In the Irish city of Cork, business leaders recently launched a three-month pilot project to encourage consumers to abandon the archaic use of cash by offering the chance to enter into a prize draw if they use electronic means of payment. It is a cheap, almost insulting inducement, but nonetheless probably an effective one. The ultimate aim of the scheme is to transform Cork into the first Irish city to go completely cashless.

The Race to Kill Off Cash

A few years ago such an aspiration — to do away with physical cash, a form of payment that has served mankind, for better or worse, richer or poorer, for millennia — might have seemed a little odd. Not anymore. Today cities all over the globe and even entire nations appear to be in a mad rush to kill off cash.

One obvious place that springs to mind is Scandinavia, where Denmark and Sweden are engaged in a neck and neck race to become Europe’s first cashless nation. But the trend extends far beyond Scandinavia. In London, where physical money has been practically abolished from the public transport system, the borough of Brent has proudly declared itself the first district council to go completely cashless — with a little bit of help from MasterCard.
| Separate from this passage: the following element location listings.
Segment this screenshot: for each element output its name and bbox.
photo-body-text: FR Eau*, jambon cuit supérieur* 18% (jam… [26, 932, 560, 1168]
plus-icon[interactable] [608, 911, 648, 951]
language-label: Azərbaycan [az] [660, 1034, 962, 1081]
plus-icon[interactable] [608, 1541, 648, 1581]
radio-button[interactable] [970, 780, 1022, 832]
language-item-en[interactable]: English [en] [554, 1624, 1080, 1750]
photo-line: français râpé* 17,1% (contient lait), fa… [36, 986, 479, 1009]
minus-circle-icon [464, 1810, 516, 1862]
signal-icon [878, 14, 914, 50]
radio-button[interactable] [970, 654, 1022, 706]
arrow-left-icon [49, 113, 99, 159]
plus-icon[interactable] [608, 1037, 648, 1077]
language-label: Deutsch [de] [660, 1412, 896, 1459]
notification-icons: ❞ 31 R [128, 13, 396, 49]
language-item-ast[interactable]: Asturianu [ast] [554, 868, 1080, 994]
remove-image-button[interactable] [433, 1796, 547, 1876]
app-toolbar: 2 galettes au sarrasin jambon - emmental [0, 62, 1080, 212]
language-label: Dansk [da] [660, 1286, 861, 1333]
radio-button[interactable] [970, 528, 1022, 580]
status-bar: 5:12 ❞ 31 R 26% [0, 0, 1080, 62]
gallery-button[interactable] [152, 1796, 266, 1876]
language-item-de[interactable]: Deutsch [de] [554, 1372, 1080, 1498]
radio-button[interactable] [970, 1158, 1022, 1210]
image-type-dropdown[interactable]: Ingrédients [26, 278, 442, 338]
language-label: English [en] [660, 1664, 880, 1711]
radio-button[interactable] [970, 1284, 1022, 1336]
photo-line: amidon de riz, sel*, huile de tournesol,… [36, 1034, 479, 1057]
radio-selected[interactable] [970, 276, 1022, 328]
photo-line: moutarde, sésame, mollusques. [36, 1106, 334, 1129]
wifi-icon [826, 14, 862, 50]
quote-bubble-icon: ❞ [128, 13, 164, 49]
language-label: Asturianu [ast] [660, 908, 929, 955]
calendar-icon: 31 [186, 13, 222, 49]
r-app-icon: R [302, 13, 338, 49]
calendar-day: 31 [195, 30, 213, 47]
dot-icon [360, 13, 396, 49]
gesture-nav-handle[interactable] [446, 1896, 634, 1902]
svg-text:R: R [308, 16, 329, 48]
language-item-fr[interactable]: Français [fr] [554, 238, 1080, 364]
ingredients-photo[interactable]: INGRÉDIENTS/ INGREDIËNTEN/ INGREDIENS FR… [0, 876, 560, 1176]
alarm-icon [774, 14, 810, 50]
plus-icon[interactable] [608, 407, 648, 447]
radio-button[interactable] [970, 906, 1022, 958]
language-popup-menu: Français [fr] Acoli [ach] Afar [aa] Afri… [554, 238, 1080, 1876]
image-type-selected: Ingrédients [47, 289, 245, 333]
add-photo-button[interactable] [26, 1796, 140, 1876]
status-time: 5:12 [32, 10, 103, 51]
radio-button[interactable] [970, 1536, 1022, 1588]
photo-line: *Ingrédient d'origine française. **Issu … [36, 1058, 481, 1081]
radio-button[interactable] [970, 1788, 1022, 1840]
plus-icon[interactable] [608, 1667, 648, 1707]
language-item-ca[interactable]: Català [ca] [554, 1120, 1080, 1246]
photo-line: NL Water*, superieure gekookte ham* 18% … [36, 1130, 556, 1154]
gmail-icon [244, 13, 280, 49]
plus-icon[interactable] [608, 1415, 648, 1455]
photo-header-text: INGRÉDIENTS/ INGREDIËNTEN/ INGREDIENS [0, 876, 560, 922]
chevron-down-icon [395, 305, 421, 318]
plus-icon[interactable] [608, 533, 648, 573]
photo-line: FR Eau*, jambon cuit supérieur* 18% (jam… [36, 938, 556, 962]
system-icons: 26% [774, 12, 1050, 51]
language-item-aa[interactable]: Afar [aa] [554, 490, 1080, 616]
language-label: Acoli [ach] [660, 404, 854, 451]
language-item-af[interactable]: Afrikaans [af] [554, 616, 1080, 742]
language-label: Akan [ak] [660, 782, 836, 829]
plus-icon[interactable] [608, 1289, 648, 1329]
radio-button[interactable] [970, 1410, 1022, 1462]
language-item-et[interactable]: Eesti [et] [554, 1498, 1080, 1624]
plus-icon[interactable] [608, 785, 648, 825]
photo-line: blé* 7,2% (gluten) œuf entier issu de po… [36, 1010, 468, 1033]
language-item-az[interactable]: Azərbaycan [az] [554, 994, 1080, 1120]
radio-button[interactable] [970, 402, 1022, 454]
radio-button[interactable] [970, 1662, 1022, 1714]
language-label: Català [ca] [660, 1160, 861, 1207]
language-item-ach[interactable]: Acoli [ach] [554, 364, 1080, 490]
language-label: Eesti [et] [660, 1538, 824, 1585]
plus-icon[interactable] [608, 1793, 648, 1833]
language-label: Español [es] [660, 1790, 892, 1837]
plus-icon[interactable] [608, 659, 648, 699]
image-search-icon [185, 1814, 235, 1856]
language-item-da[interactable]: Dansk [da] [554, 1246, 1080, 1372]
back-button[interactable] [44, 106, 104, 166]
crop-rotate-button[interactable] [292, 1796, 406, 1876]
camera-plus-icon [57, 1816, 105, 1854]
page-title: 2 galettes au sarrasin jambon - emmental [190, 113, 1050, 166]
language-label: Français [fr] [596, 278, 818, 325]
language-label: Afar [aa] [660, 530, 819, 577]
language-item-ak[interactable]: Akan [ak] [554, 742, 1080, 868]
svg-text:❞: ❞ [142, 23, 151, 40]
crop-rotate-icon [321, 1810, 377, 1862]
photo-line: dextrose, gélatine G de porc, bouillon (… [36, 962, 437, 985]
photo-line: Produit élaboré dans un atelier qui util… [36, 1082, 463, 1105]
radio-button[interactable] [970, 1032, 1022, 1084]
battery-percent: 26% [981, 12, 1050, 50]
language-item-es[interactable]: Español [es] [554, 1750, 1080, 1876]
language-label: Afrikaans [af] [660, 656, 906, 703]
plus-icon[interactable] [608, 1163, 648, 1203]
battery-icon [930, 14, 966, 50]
In May this year the city of Bergamo launched an ambitious pilot schemeto become Italy’s first cashless city. The initiative, which awards people who use electronic payments with discounts on retail products, is sponsored by (once again) MasterCard, together with CartaSi, Visa, UbiBanca, Banca Popolare di Bergamo and Banco Popolare.

Meanwhile, in the UK region of South Gloucestershire, the local Conservative Party is spitting venom about the lack of “a genuinely comprehensive, multi-model, London-style [i.e. completely cashless] ‘Oyster’ payment system” for new planned Metrobus routes.